Kültürel asimilasyon süreci, Uygur halkını, tarihinden, dilinden ve dininden koparmayı hedefliyor. Bu amaçla toplama kamplarında tutulan kişilere, Çin kültürüne uygun davranış kalıpları zorla öğretiliyor ve büyük veri analitiği ile düşünce kalıpları, ilgi alanları ve eğilimleri takip ediliyor. Hedef, kişilerin "yanlış" düşüncelerini düzeltmek ve onları sistemin ideolojisine uygun şekilde yeniden programlamak…
Toplama kampları, kişilerin fiziksel olarak hapsedilmenin ötesinde, zihinsel olarak da tam bir hapis, bilinç kontrolü ve denetim altında tutuldukları alanlar… Buralarda insanların özgür düşünme ve sorgulama becerilerini yok etmek için durmaksızın propaganda ve bilgi manipülasyonu teknikleri uygulanıyor. İnsanların iç dünyalarına bütünüyle nüfuz etmek için, “algoritmik modelleme,” “duygu analizi” ve “propaganda” bir arada kullanılıyor.
Çin'in bu politikalarının temel amacı, Uygur Türklerinin etnik, dini ve kültürel kimliklerini tamamen silerek onları Çin Komünist Partisi’nin ideolojisine ve “Tek Tip Çinli Vatandaş”modeline uygun şekilde yeniden formatlamaktır.
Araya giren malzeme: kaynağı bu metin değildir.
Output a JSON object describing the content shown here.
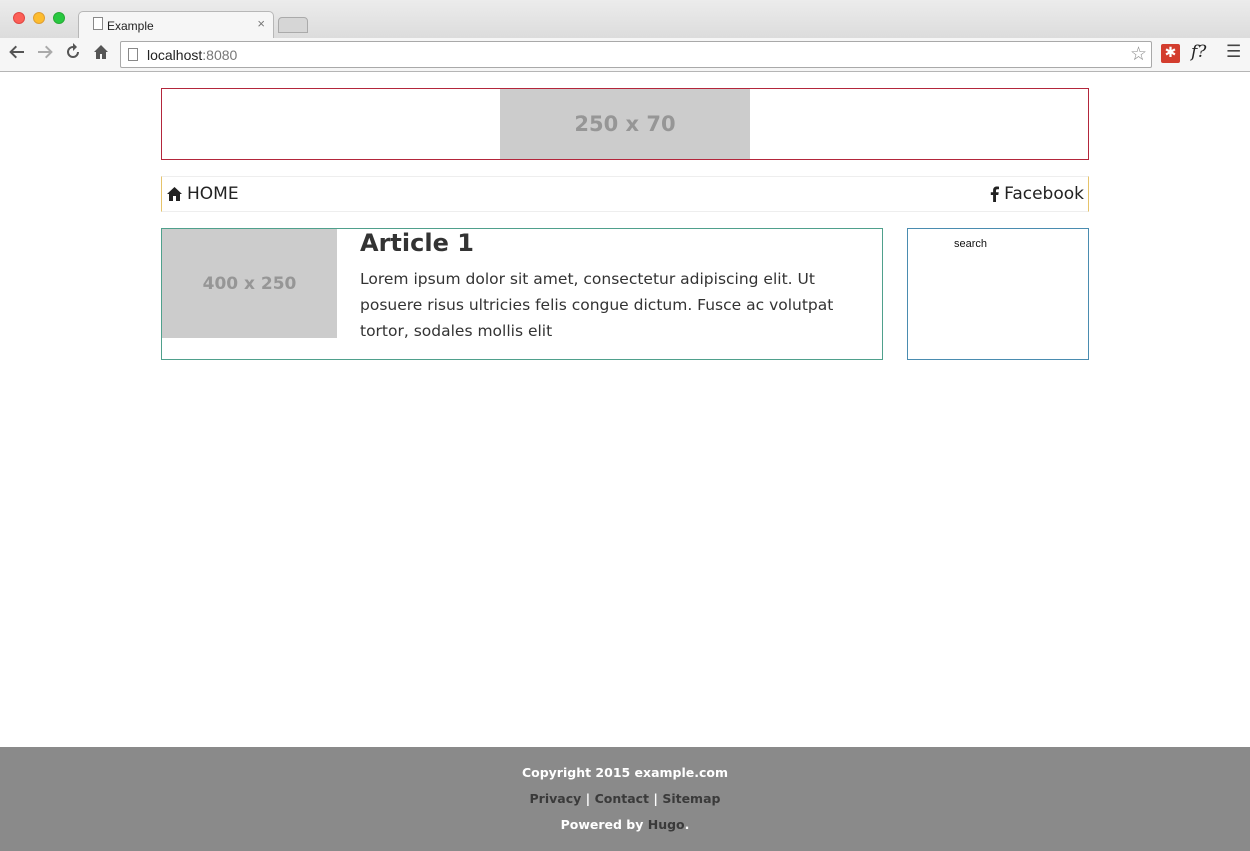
{
  "browser": {
    "tab_title": "Example",
    "tab_close": "×",
    "url_host": "localhost",
    "url_port": ":8080",
    "ext_f_label": "f?"
  },
  "header": {
    "banner_placeholder": "250 x 70"
  },
  "nav": {
    "home_label": "HOME",
    "facebook_label": "Facebook"
  },
  "article": {
    "thumb_placeholder": "400 x 250",
    "title": "Article 1",
    "body": "Lorem ipsum dolor sit amet, consectetur adipiscing elit. Ut posuere risus ultricies felis congue dictum. Fusce ac volutpat tortor, sodales mollis elit"
  },
  "sidebar": {
    "search_label": "search"
  },
  "footer": {
    "copyright": "Copyright 2015 example.com",
    "links": [
      "Privacy",
      "Contact",
      "Sitemap"
    ],
    "separator": "|",
    "powered_prefix": "Powered by",
    "powered_link": "Hugo",
    "powered_suffix": "."
  },
  "colors": {
    "banner_border": "#b3263b",
    "nav_border": "#e6c36a",
    "article_border": "#4fa08c",
    "sidebar_border": "#4a8cb0",
    "footer_bg": "#8a8a8a",
    "placeholder_bg": "#cccccc"
  }
}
Sürekli gözetim altında yaşamanın verdiği psikolojik baskı, insanlarda korku, itaat ve teslimiyetçi bir tutum oluşturuyor.
Çin’in Uygur Türklerine yönelik gayri insani politikalarında büyük veri, yapay zeka, kimlik tanıma ve elektronik gözetim teknolojilerini yaygın ölçüde kullanması; bilgi teknolojilerinin ve dijital kontrol araçlarının otoriter rejimler tarafından, kitleleri totaliter ideolojik amaçları doğrultusunda baskı altına alma, sindirme, kimliksizleştirme ve asimile etme aracı olarak nasıl kullanılabileceğini gösteren dramatik bir örnektir.
Sürekli gözetimin, insanlarda ciddi psikolojik tahribat yapacağı, korku ve paranoyaya yol açacağı, özgürlük duygusunu ortadan kaldıracağı ve onları rejime tamamen uyumlu bir şekilde davranmaya zorlayacağı açıktır. Ancak bu, bekleneceği gibi genellikle yüzeysel ve uzun dönemde sürdürülemez bir uyum olacaktır.
Bu tür uygulamalar, insan tabiatının direnç kapasitesi, dinlerin ve inanç sistemlerinin derinliği nedeniyle sonsuz bir etki sağlama şansına sahip değildir ve doğal olarak karşı bir tepki sürecini tetikleyecektir.
Tüm dünyanın bilinçli bir şekilde görmezden geldiği ve suskun kaldığı, “dijital bir distopya” niteliğindeki bu insanlık dışı uygulamanın, orta ve uzun vadede ne gibi sonuçlar vereceğini hep birlikte göreceğiz.